SPRINGFIELD — When Julie Kircher heard of the new recommendations calling for fewer mammograms she had an instant, personal reaction.
“I was just horrified by those recommendations,” said Kircher, a family nurse practitioner at Immanuel St. Joseph’s Springfield Medical Center.
In February, at age 41, Kircher went to her family physician, Dr. Annette Schmit-Cline, in Springfield and got her digital mammogram. It found a stage 2 cancerous tumor.
“It wasn’t on my mammogram at 40, but it was the next year. If I’d have skipped a year ...” she said, referring to the new recommendations that women not only wait until 50 to get their first mammogram, but to get them only every two years.

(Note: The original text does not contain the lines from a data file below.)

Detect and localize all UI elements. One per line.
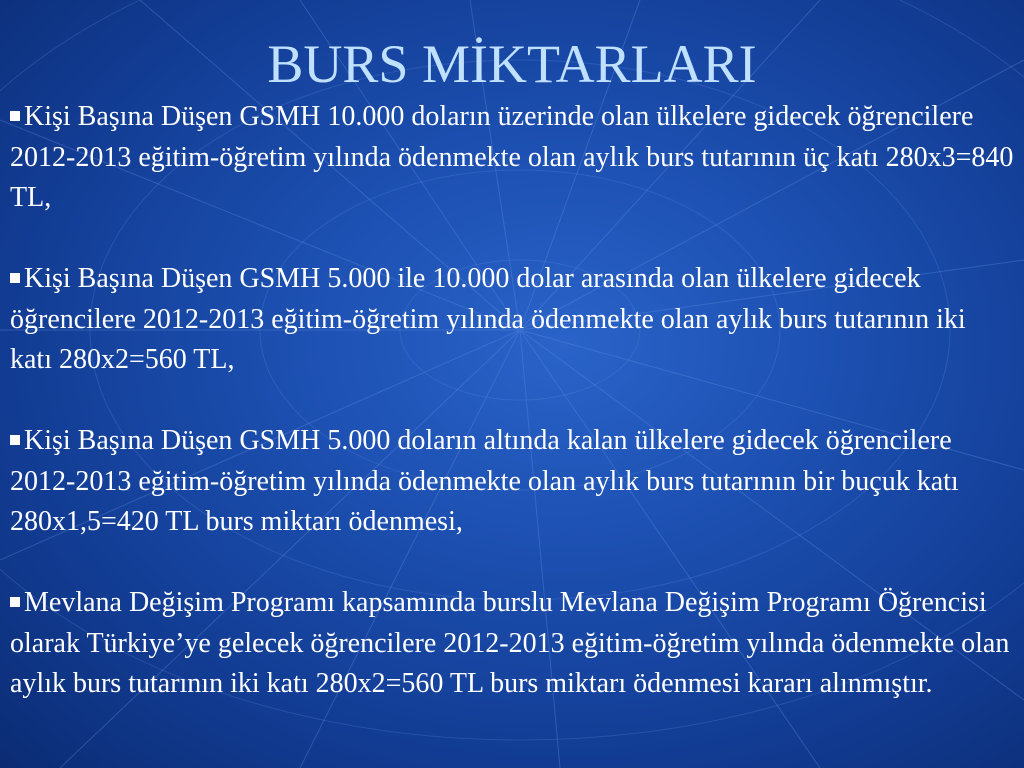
square-bullet-icon xyxy=(10,273,20,283)
bullet-list xyxy=(10,97,1014,705)
bullet-text: Mevlana Değişim Programı kapsamında burslu Mevlana Değişim Programı Öğrencisi olarak Türkiye’ye gelecek öğrencilere 2012-2013 eğitim-öğretim yılında ödenmekte olan aylık burs tutarının iki katı 280x2=560 TL burs miktarı ödenmesi kararı alınmıştır. xyxy=(10,587,1010,699)
bullet-item xyxy=(10,583,1014,705)
bullet-item xyxy=(10,421,1014,543)
square-bullet-icon xyxy=(10,597,20,607)
bullet-item xyxy=(10,259,1014,381)
slide-title: BURS MİKTARLARI xyxy=(267,34,757,94)
bullet-text: Kişi Başına Düşen GSMH 10.000 doların üzerinde olan ülkelere gidecek öğrencilere 2012-2013 eğitim-öğretim yılında ödenmekte olan aylık burs tutarının üç katı 280x3=840 TL, xyxy=(10,101,1014,213)
bullet-item xyxy=(10,97,1014,219)
square-bullet-icon xyxy=(10,435,20,445)
square-bullet-icon xyxy=(10,111,20,121)
bullet-text: Kişi Başına Düşen GSMH 5.000 ile 10.000 dolar arasında olan ülkelere gidecek öğrencilere 2012-2013 eğitim-öğretim yılında ödenmekte olan aylık burs tutarının iki katı 280x2=560 TL, xyxy=(10,263,966,375)
bullet-text: Kişi Başına Düşen GSMH 5.000 doların altında kalan ülkelere gidecek öğrencilere 2012-2013 eğitim-öğretim yılında ödenmekte olan aylık burs tutarının bir buçuk katı 280x1,5=420 TL burs miktarı ödenmesi, xyxy=(10,425,959,537)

Kircher chose to get annual mammograms since she was 35 because a maternal aunt had breast cancer.
While the panel’s recommendations say women with a family history of cancer should get earlier, annual mammograms, Kircher said 80 percent or more of cancer cases are found in women without a family history.
“The largest number of diagnoses are in people who don’t have a family history.”
Kircher also disagrees with the panel’s recommendation that doctors stop teaching patients self-exams.
“There’s a lot of women who find changes in their breast with self breast exams. If you know something’s different, you can go in.”
Kircher had surgery and reconstruction at the Mayo Clinic in March and did her chemotherapy at Mankato ISJ with Dr. Kevin Cockerill.
Today she is back working full time and feeling well.